The Academy of Natural Sciences at Drexel University opened a new exhibit Feb. 16 that is all about the link between real-life and mythic creatures.
The exhibit — Mythic Creatures: Dragons, Unicorns & Mermaids — was organized for the Academy by the American Museum of Natural History in New York.
“This specific version of it, [the AMNH] custom built for us here at the Academy because they actually have a much larger version of it,” Mary Bailey, the interim head of public experience at the Academy, said.
Through this role, she oversees all of the public spaces especially from an education standpoint.
“And the reason why this exhibit exists is because people are so fascinated by the topic. We really love it because we also love imagination and flights of fancy. It’s really cool to be able to take the things that human beings talk about and put some science behind them in a really fun, imaginative way,” she explained.
This exhibit, which runs until June 9, is arranged into themes that include sea monsters, mermaids, giants, griffins, unicorns and dragons.
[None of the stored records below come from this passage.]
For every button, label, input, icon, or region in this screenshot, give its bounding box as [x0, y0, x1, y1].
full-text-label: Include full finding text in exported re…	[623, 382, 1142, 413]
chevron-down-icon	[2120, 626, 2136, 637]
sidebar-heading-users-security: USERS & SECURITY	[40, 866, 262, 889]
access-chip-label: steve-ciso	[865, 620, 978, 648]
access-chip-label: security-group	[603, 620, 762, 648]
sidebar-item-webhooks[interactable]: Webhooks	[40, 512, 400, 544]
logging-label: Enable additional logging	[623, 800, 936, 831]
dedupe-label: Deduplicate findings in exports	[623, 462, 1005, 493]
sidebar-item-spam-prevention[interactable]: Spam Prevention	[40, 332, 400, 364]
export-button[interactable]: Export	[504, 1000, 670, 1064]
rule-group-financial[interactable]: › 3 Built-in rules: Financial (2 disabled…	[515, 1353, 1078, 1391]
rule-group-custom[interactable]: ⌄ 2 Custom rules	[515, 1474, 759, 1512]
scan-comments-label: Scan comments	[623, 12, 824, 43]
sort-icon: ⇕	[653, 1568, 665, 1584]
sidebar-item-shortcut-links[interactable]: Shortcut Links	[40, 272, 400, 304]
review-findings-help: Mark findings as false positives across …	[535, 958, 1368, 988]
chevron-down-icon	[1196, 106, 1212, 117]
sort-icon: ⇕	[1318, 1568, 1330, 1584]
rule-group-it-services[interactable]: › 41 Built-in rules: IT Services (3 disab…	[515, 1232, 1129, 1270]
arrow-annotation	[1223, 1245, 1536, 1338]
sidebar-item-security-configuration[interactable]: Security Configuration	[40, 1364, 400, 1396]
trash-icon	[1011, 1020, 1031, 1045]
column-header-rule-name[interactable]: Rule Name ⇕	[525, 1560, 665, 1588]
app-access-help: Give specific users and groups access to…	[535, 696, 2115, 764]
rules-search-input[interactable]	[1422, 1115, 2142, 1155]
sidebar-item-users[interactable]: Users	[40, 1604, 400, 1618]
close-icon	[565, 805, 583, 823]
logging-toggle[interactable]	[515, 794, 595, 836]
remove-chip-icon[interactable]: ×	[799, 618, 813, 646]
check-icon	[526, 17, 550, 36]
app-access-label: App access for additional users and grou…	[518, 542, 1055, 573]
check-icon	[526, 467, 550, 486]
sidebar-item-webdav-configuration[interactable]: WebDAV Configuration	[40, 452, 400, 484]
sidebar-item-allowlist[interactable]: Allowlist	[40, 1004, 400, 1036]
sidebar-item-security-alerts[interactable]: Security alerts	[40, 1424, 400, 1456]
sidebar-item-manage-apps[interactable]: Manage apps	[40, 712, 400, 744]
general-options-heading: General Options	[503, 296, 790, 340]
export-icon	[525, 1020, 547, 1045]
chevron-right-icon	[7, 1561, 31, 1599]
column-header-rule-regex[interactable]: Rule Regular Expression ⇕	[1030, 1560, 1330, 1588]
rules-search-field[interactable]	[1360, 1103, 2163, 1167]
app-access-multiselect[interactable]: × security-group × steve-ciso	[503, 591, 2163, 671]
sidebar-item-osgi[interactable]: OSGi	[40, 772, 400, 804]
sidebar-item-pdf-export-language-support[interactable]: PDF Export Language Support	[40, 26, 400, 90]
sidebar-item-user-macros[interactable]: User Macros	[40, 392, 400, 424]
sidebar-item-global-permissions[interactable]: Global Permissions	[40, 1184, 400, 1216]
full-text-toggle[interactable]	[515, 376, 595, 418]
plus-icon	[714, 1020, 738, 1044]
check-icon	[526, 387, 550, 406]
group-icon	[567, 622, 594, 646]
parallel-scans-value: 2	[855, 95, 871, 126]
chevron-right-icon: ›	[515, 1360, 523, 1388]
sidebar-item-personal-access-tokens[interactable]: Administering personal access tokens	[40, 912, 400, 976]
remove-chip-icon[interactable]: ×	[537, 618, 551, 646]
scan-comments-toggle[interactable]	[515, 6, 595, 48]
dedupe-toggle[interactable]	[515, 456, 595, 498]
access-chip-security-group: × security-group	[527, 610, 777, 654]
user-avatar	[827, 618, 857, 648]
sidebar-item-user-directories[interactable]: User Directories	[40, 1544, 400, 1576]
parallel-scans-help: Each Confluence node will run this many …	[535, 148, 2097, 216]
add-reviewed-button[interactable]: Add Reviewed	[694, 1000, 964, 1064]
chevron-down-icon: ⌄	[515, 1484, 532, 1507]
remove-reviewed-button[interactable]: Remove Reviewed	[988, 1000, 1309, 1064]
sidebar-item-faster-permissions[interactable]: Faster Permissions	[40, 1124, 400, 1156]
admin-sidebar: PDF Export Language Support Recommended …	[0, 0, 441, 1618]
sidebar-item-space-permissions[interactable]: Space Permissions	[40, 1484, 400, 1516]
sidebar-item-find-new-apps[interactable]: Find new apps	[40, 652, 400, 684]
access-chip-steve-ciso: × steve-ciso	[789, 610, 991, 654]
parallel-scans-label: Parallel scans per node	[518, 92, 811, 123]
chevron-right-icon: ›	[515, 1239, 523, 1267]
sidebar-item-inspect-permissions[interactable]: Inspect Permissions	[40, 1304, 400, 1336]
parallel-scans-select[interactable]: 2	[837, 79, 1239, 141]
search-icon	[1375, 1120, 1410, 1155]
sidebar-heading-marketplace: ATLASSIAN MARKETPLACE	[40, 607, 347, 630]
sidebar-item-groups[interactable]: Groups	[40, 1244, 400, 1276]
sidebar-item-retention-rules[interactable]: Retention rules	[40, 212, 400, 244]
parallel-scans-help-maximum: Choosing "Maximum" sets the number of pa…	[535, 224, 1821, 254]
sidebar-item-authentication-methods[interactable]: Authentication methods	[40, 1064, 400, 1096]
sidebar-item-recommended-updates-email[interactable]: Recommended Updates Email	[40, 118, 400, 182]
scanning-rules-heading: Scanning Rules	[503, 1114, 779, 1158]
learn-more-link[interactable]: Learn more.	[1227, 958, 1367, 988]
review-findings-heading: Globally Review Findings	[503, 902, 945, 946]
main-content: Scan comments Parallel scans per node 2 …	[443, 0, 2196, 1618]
It features colorful, life-sized models of mythic creatures like a European unicorn and a sea monster called the kraken. There is also a sculpture of the African water spirit called Mami Wata.
Visitors are encouraged to explore how the creatures depicted could have inspired the stories by people across cultures.
“This exhibit in particular is really interesting because it is a natural inroad for what they already like and they already know. They know what a dragon is. They know what a unicorn is. They know what a mermaid is,” Bailey said. “We’re able to make the connections between that and the real science that is behind those things — the mythology, the folklore. How all of those things work together with things that we also study.”
The topics explored in Mythic Creatures also ties into topics featured in other exhibits at the Academy.
“We also study reptiles and dinosaurs, which is where the mythology of dragons came from,” Bailey said. “We have a really large axiology collection where we’re studying animals of the ocean that are related to the mermaid stories. This is a really easy exhibit for us to be able to interpret and talk about because we have so much good content.”
According to Bailey, the Academy of Natural Sciences has not had an exhibit like this in the past that marries mythology and science together.
“When people walk away from this exhibit, they are going to be able to understand and experience that people make sense of their world in a lot of different ways,” Bailey said. “Some of it is mythological and some of it is scientific. It’s okay to have a little bit of fun with the things that you’re doing and base them in science. I think that’s going to be a great way for kids to get excited about the world that they live in.”